Vamos ver alguns exemplos já cultivados durante a história e as civilizações que os consumiam:

O grão-de-bico era já cultivado nos países mediterrâneos, em especial na Espanha e no Oriente. Sempre se desenvolveram bem em solos calcários, se adaptando e suportando bem a secura, mas necessitam de temperaturas elevadas para o seu crescimento. Os Gregos o conheciam bem e chamavam-no de erebinthos ou brios. Aristófanes e Homero, que no canto XV da llíada, comparava as flechas que eram disparadas contra o escudo de Menelau com os grãos-de-bico que quando malhados, saltavam sobre a eira.

Os romanos usavam o grão-de-bico em festas florais como são usados hoje os confeitos.

Na Itália ainda é costume consumir grão-de-bico no Dia de Defuntos como comida expiatória, isso remonta a ideia de dedicar lentilhas aos mortos.

A lentilha também sempre foi consumida na história, por exemplo, no Egito é consumida dês do ano 3.000 a.C, e estão registrados nos relevos do túmulo de Ramasés II, em Tebas.

Também em sânscrito e persa antigo a lentilha tinha seu nome próprio.

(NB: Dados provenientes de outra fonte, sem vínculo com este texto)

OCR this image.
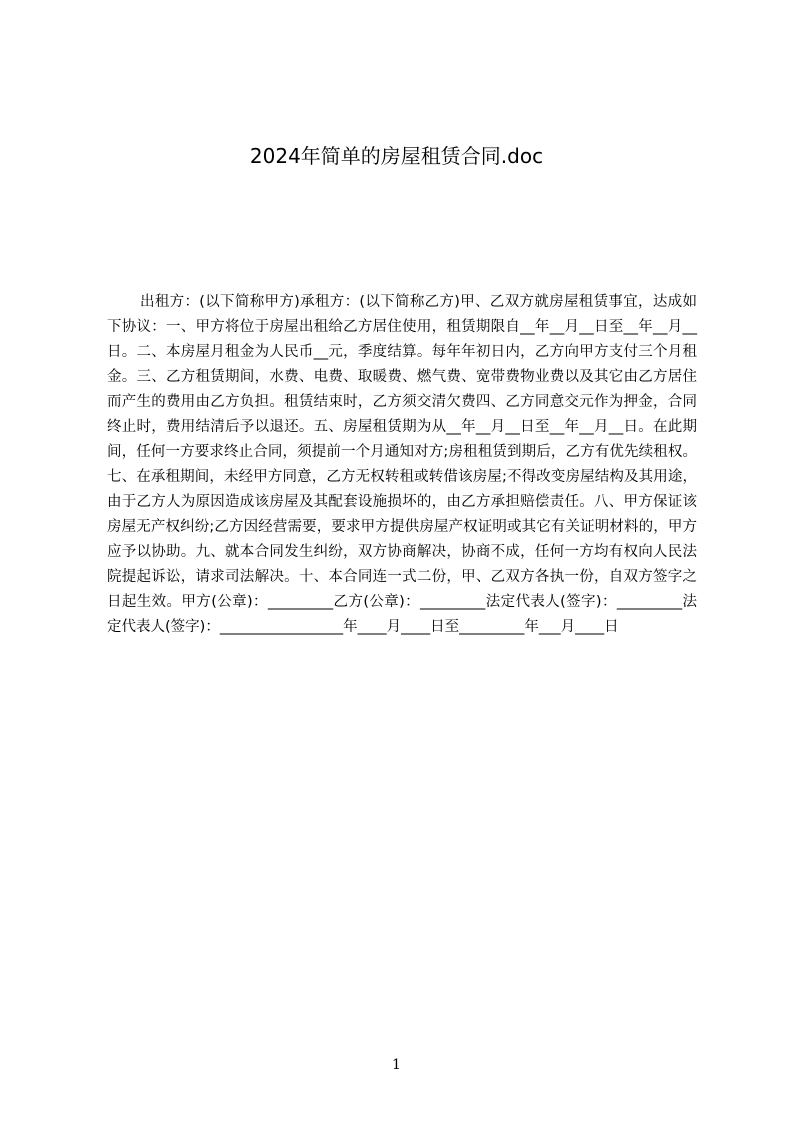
2024年简单的房屋租赁合同.doc

出租方：(以下简称甲方)承租方：(以下简称乙方)甲、乙双方就房屋租赁事宜，达成如下协议：一、甲方将位于房屋出租给乙方居住使用，租赁期限自__年__月__日至__年__月__日。二、本房屋月租金为人民币__元，季度结算。每年年初日内，乙方向甲方支付三个月租金。三、乙方租赁期间，水费、电费、取暖费、燃气费、宽带费物业费以及其它由乙方居住而产生的费用由乙方负担。租赁结束时，乙方须交清欠费四、乙方同意交元作为押金，合同终止时，费用结清后予以退还。五、房屋租赁期为从__年__月__日至__年__月__日。在此期间，任何一方要求终止合同，须提前一个月通知对方;房租租赁到期后，乙方有优先续租权。七、在承租期间，未经甲方同意，乙方无权转租或转借该房屋;不得改变房屋结构及其用途，由于乙方人为原因造成该房屋及其配套设施损坏的，由乙方承担赔偿责任。八、甲方保证该房屋无产权纠纷;乙方因经营需要，要求甲方提供房屋产权证明或其它有关证明材料的，甲方应予以协助。九、就本合同发生纠纷，双方协商解决，协商不成，任何一方均有权向人民法院提起诉讼，请求司法解决。十、本合同连一式二份，甲、乙双方各执一份，自双方签字之日起生效。甲方(公章)：_________乙方(公章)：_________法定代表人(签字)：_________法定代表人(签字)：_________________年____月____日至_________年___月____日

1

É muito conhecida no registro bíblico da comida com lentilhas de Esaú e a Davi também foram oferecidas lentilhas no deserto. Na Bíblia a lentilha é chamada de adascinm, palavra que chegou ao árabe quase sem alterações.

A ervilha tem sua história um pouco confusa. Nos segmentos o Neolítico só foram descobertas algumas sementes, mas em Tróia era mais consumida. O atual nome árabe, basilla, é procedente do italiano.

Esses alimentos contêm muita proteína e são ricas em lipídios, como a soja, do qual de obtém também o óleo culinário. Sempre foram exploradas pelas civilizações mais remotas e até hoje estão presentes na culinária.